ABD'nin Ankara Büyükelçisi Francis Ricciardone'nin süren bazı davalara ilişkin ifadeleri anımsatılan Çiçek, bugün Dışişleri Bakanlığı'nda Ricciardone'nin de bulunduğu toplantıda bu konunun da konuşulduğunu belirtti.
Ricciardone'nin açıklamasının kabul edilemez olduğunu vurgulayan Çiçek, "Bir ülkenin büyükelçisinin faaliyet alanı ve konuşacağı konu sınırlıdır" diye konuştu. Büyükelçinin, bundan üzüntü duyduğunu ifade ettiğini anlatan Çiçek, Dışişleri Bakanlığı'nın Türkiye adına verilmesi gereken cevap ve çekilmesi gereken dikkati gündeme getirdiğini kaydetti.
Çiçek, büyükelçinin faaliyet alanının dışına çıkmaması gerektiğinin altını çizerek, "İlişkiler açısından da çok sağlıklı olmaz" dedi.
UZUN TUTUKLULUK SÜRELERİ
TBMM Başkanı Çiçek, "balyoz Planı" davasında 18 yıl ağır hapis cezasına çarptırılan emekliorgeneral Ergin Saygun'un kalp ameliyatı geçirmesi ve uzun tutukluluk süreleriyle ilgili, görülmekte olan bir dava hakkındaözel bir şey söylemeyeceğini ifade etti.
Yargı uygulamalarıyla ilgili temennileri, çıkardıkları yasaların muradı ve anlamının iyi anlaşılması için açıklama yapabileceğini belirten Çiçek, "Seçmenin yüzde 95'ini temsil eden dört siyasi parti yargıda köklü değişiklik istiyorsa, belli ki bu işleyişte aksaklık var" dedi.
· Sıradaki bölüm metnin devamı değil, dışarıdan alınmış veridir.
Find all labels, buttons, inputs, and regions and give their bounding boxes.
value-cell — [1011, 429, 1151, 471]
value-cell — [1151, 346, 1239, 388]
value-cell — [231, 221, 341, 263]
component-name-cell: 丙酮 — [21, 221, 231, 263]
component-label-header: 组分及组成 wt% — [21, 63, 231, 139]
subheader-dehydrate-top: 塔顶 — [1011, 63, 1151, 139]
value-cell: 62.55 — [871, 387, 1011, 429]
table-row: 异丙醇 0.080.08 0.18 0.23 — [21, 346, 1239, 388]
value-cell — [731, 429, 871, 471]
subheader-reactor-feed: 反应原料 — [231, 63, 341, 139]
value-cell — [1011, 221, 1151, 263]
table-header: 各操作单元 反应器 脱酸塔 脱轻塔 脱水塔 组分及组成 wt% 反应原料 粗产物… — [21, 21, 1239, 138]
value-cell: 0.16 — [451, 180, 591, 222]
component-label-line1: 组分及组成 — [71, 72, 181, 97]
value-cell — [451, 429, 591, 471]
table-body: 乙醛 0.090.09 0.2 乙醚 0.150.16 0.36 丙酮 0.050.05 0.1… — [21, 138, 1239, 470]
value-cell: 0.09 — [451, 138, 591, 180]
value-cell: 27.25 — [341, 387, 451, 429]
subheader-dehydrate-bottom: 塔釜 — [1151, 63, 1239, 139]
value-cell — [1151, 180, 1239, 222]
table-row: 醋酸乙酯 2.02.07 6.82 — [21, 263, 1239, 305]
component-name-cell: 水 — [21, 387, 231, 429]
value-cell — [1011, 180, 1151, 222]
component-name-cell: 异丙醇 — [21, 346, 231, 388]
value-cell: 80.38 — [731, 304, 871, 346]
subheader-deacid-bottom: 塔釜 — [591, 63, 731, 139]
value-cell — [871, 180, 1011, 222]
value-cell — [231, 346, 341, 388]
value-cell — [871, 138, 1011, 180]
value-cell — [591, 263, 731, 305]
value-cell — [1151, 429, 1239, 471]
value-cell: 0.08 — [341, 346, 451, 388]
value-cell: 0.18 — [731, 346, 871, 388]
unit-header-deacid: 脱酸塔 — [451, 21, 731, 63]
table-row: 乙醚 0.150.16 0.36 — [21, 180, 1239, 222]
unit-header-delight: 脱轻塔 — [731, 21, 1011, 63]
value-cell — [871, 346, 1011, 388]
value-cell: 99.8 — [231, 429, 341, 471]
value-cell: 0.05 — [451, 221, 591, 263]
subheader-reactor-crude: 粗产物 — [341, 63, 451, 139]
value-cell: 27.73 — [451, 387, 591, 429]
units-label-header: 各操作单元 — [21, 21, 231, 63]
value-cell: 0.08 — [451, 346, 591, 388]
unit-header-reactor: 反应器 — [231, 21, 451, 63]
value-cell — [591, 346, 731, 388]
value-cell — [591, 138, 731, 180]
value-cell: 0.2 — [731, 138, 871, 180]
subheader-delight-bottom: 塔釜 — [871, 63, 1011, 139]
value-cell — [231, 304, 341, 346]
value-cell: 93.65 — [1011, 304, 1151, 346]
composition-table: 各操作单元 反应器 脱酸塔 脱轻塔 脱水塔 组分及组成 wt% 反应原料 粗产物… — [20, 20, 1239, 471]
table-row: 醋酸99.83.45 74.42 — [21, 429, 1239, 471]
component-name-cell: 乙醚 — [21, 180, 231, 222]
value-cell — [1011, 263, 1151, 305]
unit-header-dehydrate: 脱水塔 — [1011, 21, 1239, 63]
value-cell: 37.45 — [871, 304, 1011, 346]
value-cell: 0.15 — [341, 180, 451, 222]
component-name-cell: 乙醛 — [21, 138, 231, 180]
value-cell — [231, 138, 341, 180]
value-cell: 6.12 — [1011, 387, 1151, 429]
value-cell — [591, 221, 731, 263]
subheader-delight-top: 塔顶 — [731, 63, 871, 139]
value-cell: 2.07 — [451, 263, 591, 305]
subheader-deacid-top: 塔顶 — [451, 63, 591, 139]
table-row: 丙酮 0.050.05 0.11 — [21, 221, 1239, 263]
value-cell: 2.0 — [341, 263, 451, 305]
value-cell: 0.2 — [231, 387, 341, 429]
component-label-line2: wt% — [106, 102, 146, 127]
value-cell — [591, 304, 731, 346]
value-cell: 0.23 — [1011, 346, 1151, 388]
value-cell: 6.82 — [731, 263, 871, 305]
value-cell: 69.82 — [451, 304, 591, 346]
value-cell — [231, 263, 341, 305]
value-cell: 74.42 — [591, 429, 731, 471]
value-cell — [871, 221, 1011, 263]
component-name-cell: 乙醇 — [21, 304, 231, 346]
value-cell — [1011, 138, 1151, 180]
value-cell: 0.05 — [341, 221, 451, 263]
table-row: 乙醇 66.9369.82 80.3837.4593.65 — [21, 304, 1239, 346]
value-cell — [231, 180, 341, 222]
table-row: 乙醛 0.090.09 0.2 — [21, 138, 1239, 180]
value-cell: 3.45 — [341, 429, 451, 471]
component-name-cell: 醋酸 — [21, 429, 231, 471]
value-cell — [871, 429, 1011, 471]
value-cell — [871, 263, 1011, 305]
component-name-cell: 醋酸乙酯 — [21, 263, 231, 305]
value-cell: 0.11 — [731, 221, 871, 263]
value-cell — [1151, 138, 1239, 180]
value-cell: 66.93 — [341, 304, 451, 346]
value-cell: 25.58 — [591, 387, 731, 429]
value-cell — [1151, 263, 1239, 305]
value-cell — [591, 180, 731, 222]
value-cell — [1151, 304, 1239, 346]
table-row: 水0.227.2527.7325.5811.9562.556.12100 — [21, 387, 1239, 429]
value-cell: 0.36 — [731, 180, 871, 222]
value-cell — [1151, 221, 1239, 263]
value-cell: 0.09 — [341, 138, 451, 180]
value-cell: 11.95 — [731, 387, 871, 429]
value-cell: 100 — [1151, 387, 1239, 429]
Çiçek, düzenlemelerin ihtiyaçlara binaen yapıldığını dile getirerek, bunlardan birinin de uzun tutuklulukla ilgili olduğunu kaydetti. Uzun tutukluluğa 2005 yılında Türk Ceza Kanunu'nda yapılan değişiklikle sınırlama getirildiğini anlatan Çiçek, daha önce tutuklulukta süre sınırlaması olmadığını söyledi.
Çiçek, böylece yasama organının, yargı organına "Biz uzun tutukluluk istemiyoruz.
Mümkün olduğu kadar az tutuklama yapın, mümkünse tutuksuz Yargılama yapın, tutuklamaya hukuken zaruret varsa nedenlerini Ceza Kanunu'nun 100. maddesine koyuyorum" dediğini belirtti.
Çiçek, geçen yıl haziranda çıkan 3. Yargı Paketi'nde yargının elini rahatlatacak önemli bir düzenleme yapıldığını vurgulayan Çiçek, adli kontrolü bütün suçlar için getirdiklerini anlattı. Cemil Çiçek, "Bunları kim uygulayacak? Ben yasama organı olarak somut davayla ilgili karar yazamam" dedi.
Türkiye'de en çok konuşulan konunun yargı reformu olduğunu dile getiren Çiçek, kendisinin de yargı reformunun insan reformu olduğunu defalarca dile getirdiğini söyledi.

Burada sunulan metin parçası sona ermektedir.